4 jaar geleden

Mattheüs 18 vers 1

“Op dat uur kwamen de discipelen bij Jezus en zeiden: Wie is toch de grootste in het koninkrijk der hemelen?”

 

Zojuist had de Zoon van God Zijn heerlijkheid geopenbaard. Hij die in diepe nederigheid rond wandelde op deze aarde, met een pelgrimskleed aan, had niet één drachme. Hij was om onzentwille arm geworden. Maar Hij – de eeuwige “Ik ben” kon de vis in de zee gebieden. Petrus vond alles zo, zoals de Heer hem gezegd had. In dit uur, waar zij de goddelijke heerlijkheid van hun Heer gezien hadden, stelden zij de vraag wie toch wel de grootste was onder hen. Hadden zij niet vervuld moeten zijn met deze wonderbare Persoon? Hij, de Zoon van God, de Schepper van het hele universum, was bij hen. “God geopenbaard in het vlees”. Steeds weer lichten de stralen van Zijn goddelijke heerlijkheid zoals de gouden draden in de efod; en toch waren ze zo met zichzelf bezig.

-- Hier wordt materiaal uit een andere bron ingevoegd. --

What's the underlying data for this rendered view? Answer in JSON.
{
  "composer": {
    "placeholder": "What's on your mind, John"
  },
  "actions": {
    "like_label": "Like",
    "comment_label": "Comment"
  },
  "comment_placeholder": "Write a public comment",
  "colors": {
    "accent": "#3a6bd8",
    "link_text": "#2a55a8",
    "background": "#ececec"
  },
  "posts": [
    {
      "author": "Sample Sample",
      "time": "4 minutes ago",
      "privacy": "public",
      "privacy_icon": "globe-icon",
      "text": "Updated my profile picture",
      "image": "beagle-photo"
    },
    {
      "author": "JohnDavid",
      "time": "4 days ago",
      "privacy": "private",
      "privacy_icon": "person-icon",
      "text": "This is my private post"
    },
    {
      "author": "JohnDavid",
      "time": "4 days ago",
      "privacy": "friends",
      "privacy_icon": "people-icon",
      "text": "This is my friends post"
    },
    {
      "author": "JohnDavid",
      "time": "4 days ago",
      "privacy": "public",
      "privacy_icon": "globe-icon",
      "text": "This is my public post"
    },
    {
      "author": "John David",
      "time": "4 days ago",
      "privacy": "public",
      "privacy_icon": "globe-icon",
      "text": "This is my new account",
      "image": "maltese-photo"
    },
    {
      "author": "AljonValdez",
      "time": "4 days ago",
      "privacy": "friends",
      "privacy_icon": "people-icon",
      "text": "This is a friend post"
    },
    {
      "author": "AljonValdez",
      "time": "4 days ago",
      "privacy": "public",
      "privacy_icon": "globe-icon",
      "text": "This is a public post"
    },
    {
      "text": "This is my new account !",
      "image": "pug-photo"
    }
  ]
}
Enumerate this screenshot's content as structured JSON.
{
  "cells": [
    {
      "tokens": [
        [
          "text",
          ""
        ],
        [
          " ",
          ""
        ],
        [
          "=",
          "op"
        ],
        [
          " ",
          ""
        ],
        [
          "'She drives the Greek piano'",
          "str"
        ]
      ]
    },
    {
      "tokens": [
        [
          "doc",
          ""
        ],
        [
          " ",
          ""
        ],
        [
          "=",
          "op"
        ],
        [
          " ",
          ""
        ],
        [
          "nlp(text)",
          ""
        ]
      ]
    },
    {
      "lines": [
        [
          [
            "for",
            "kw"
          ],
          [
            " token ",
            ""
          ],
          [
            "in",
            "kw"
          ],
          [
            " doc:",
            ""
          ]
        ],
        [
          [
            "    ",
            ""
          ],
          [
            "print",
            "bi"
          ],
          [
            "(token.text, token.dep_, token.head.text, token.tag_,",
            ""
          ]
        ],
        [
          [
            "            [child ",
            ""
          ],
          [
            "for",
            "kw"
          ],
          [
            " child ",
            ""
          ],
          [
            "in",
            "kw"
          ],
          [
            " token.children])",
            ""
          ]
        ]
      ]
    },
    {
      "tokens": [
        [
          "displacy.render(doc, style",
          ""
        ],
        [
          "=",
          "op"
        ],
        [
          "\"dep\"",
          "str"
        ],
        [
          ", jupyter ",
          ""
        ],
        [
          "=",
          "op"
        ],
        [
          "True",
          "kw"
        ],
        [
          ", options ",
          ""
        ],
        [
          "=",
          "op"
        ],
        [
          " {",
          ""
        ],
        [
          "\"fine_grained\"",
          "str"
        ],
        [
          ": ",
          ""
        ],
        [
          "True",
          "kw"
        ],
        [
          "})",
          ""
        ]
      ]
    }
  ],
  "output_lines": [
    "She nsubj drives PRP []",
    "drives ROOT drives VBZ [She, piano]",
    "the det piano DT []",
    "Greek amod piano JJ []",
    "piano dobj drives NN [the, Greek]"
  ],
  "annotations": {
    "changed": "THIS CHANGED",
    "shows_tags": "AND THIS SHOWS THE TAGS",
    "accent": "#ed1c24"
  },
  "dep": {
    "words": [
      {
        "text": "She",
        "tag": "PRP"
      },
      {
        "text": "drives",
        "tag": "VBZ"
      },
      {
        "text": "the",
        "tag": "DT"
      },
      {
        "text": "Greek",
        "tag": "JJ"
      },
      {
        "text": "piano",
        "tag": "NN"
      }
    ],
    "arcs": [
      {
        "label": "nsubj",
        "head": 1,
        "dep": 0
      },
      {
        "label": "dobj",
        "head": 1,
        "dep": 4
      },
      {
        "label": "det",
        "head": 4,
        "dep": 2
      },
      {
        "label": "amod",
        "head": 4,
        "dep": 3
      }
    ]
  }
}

Arm, dwaas mensenhart! In hem liggen de onuitroeibare wortels van de hoogmoed. Iedere hoogmoed, of het nu natuurlijke of geestelijke hoogmoed is, is een gruwel voor God. Hij weerstaat de hoogmoedigen! (1 Petr. 5:5).

Belijden wij “met Christus gestorven te zijn” (Rom. 6:8), dan is ook de hoogmoed dood. “Want u bent gestorven” (Kol. 3:3). Laten wij toch dit gestorven zijn elk uur trachten te verwerkelijken in de kracht van boven. Laten wij ware nederigheid van Hem leren, die “die nederig van hart” is (Matth. 11:29).

Wanneer wij Zijn heerlijkheid overdenken, Zijn verhevenheid en grootheid, worden wij steeds kleiner. “Hij moet meer, maar ik minder worden” (Joh. 3:30). Wat zijn wij ook in onszelf? Wat is de meest stralende gave die de Heer een broeder en zuster geschonken heeft? Is niet alles alleen Zijn genade? Hij heeft niemand nodig. Hem alleen komt alle eer en roem toe!